Esta propaganda, fácilmente desmontable a poco que reparemos en los millones de muertos causados por EEUU en los últimos ochenta años, en las sagas hereditarias que esquilman sádicamente el país o en su sistema educativo estamental, se refuerza con la tesis propagandística fuerte de la democracia moderna, tanto en su versión americana como en la jacobina; esto es, que hay que asumir que unas culturas (por supuesto, las democráticas o anglosionistas) o incluso subculturas (por ejemplo los geeks neoténicos y neurodivergentes de Silicon Valley) son superiores a “otras [que] han resultado mediocres y, lo que es peor, regresivas y nocivas” (punto XXI) y que, por lo tanto, deben ser reemplazadas y borradas de la faz de la tierra. Sin embargo, Karp y Zamiska, habiendo olvidado que la soberbia es el gran defecto del ser humano no parecen percatarse de que el verdadero talón de Aquiles de la democracia moderna y del proyecto palantiriano reside precisamente en esta confianza ciega en la propaganda, comprensible solo desde coordenadas protestantes que al negar el libre albedrío y afirmar la predestinación creen, contra toda lógica, que unas élites elegidas pueden engañar de manera perfecta a una población aborregada y carente de discernimiento. El mundo de la democracia moderna es, de hecho, inseparable de los trampantojos propagandísticos diseñados por los Bernays, Hearst, Lippmann, Gates o Thiel de turno que acaban por engañar a sus inventores haciéndoles creer que su efecto es inexorable. Sin embargo, como ya mostró nuestro Segismundo en La vida es sueño de Calderón, la libertad humana no solo existe, sino que negarla lleva a sus carceleros, en el mejor de los casos al desengaño y a la redención, y en el peor y más probable a la auto-destrucción.

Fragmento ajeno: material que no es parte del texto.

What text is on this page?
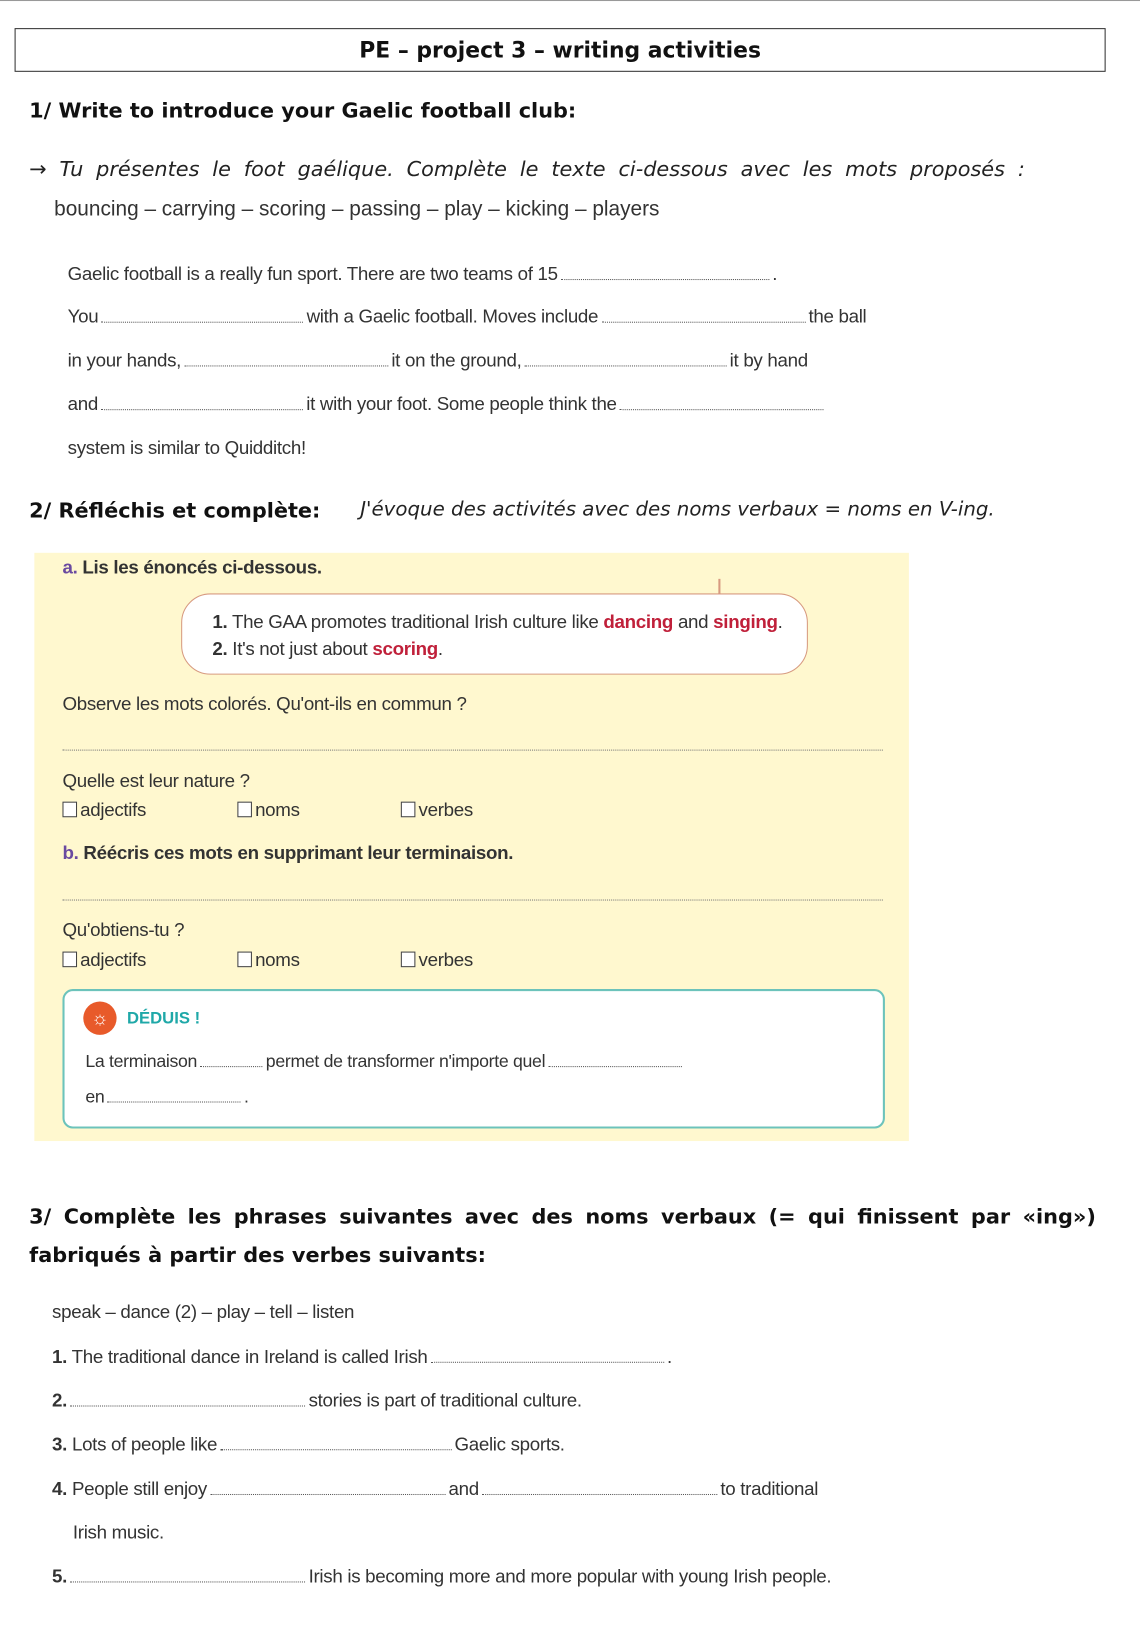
PE – project 3 – writing activities
1/ Write to introduce your Gaelic football club:
→ Tu présentes le foot gaélique. Complète le texte ci-dessous avec les mots proposés :
bouncing – carrying – scoring – passing – play – kicking – players
Gaelic football is a really fun sport. There are two teams of 15	.
You	with a Gaelic football. Moves include	the ball
in your hands,	it on the ground,	it by hand
and	it with your foot. Some people think the
system is similar to Quidditch!
2/ Réfléchis et complète: J'évoque des activités avec des noms verbaux = noms en V-ing.
a. Lis les énoncés ci-dessous.
1. The GAA promotes traditional Irish culture like dancing and singing.
2. It's not just about scoring.
Observe les mots colorés. Qu'ont-ils en commun ?
Quelle est leur nature ?
adjectifs	noms	verbes
b. Réécris ces mots en supprimant leur terminaison.
Qu'obtiens-tu ?
adjectifs	noms	verbes
☼	DÉDUIS !
La terminaison	permet de transformer n'importe quel
en	.
3/ Complète les phrases suivantes avec des noms verbaux (= qui finissent par «ing»)
fabriqués à partir des verbes suivants:
speak – dance (2) – play – tell – listen
1. The traditional dance in Ireland is called Irish	.
2.	stories is part of traditional culture.
3. Lots of people like	Gaelic sports.
4. People still enjoy	and	to traditional
Irish music.
5.	Irish is becoming more and more popular with young Irish people.
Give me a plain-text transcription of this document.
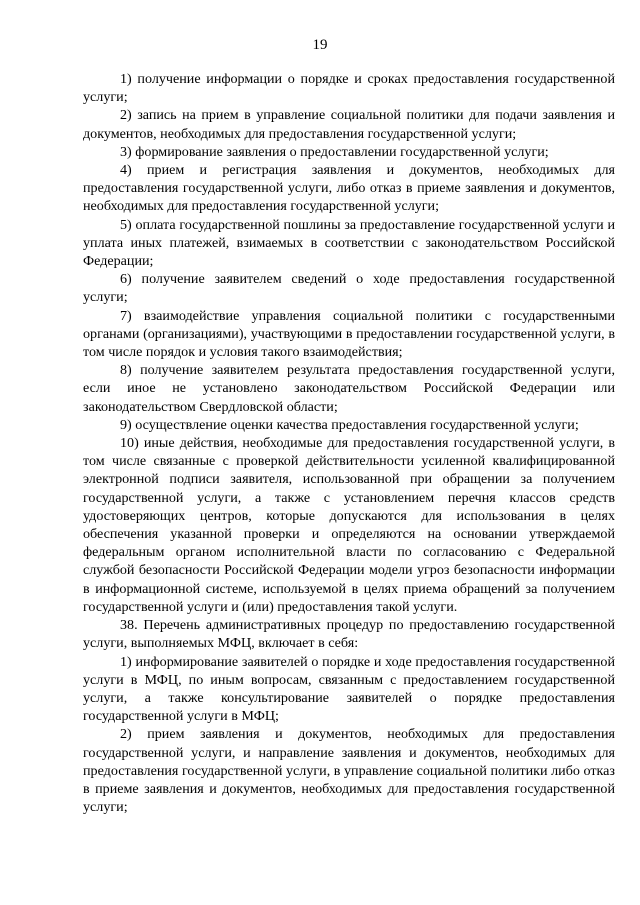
19

1) получение информации о порядке и сроках предоставления государственной услуги;

2) запись на прием в управление социальной политики для подачи заявления и документов, необходимых для предоставления государственной услуги;

3) формирование заявления о предоставлении государственной услуги;

4) прием и регистрация заявления и документов, необходимых для предоставления государственной услуги, либо отказ в приеме заявления и документов, необходимых для предоставления государственной услуги;

5) оплата государственной пошлины за предоставление государственной услуги и уплата иных платежей, взимаемых в соответствии с законодательством Российской Федерации;

6) получение заявителем сведений о ходе предоставления государственной услуги;

7) взаимодействие управления социальной политики с государственными органами (организациями), участвующими в предоставлении государственной услуги, в том числе порядок и условия такого взаимодействия;

8) получение заявителем результата предоставления государственной услуги, если иное не установлено законодательством Российской Федерации или законодательством Свердловской области;

9) осуществление оценки качества предоставления государственной услуги;

10) иные действия, необходимые для предоставления государственной услуги, в том числе связанные с проверкой действительности усиленной квалифицированной электронной подписи заявителя, использованной при обращении за получением государственной услуги, а также с установлением перечня классов средств удостоверяющих центров, которые допускаются для использования в целях обеспечения указанной проверки и определяются на основании утверждаемой федеральным органом исполнительной власти по согласованию с Федеральной службой безопасности Российской Федерации модели угроз безопасности информации в информационной системе, используемой в целях приема обращений за получением государственной услуги и (или) предоставления такой услуги.

38. Перечень административных процедур по предоставлению государственной услуги, выполняемых МФЦ, включает в себя:

1) информирование заявителей о порядке и ходе предоставления государственной услуги в МФЦ, по иным вопросам, связанным с предоставлением государственной услуги, а также консультирование заявителей о порядке предоставления государственной услуги в МФЦ;

2) прием заявления и документов, необходимых для предоставления государственной услуги, и направление заявления и документов, необходимых для предоставления государственной услуги, в управление социальной политики либо отказ в приеме заявления и документов, необходимых для предоставления государственной услуги;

Haciendo bueno el lema que afirma que la historia se repite dos veces, primero como tragedia y luego como farsa, los autores del manifiesto Palantir no parecen darse cuenta, además, de que China no es solo el verdugo que desvela la naturaleza totalitaria de las democracias modernas, sino que ha sido la milenaria civilización que primero ha dado testimonio martiriológico de las trampas asesinas de la democracia moderna como víctima de las Guerras del Opio (1839-1860) que supusieron el arranque oficial del llamado mundo libre a nivel global. Fruto de esta intervención que tenía como objeto reducir a la fuerza el déficit comercial en nombre del “libre comercio”, el Imperio británico ocupó a cañonazos los puertos chinos e indujo a la población a consumir el opio esquilmado de la India, haciendo que China pasase de ser uno de los países más prósperos del mundo a caer en la miseria más absoluta. Tras este largo periodo, conocido como el Siglo de la humillación, y una vez recompuesta mediante un traumático ajuste a la modernidad, es ahora también precisamente China quien está poniendo en evidencia de manera serena pero implacable el carácter totalitario e hipócrita de las sociedades democráticas, que dicen defender el comercio, la paz y los derechos a base de aranceles, guerras de exterminio o mediante un férreo control poblacional que antepone los intereses de los monopolios empresariales al interés de toda la ciudadania.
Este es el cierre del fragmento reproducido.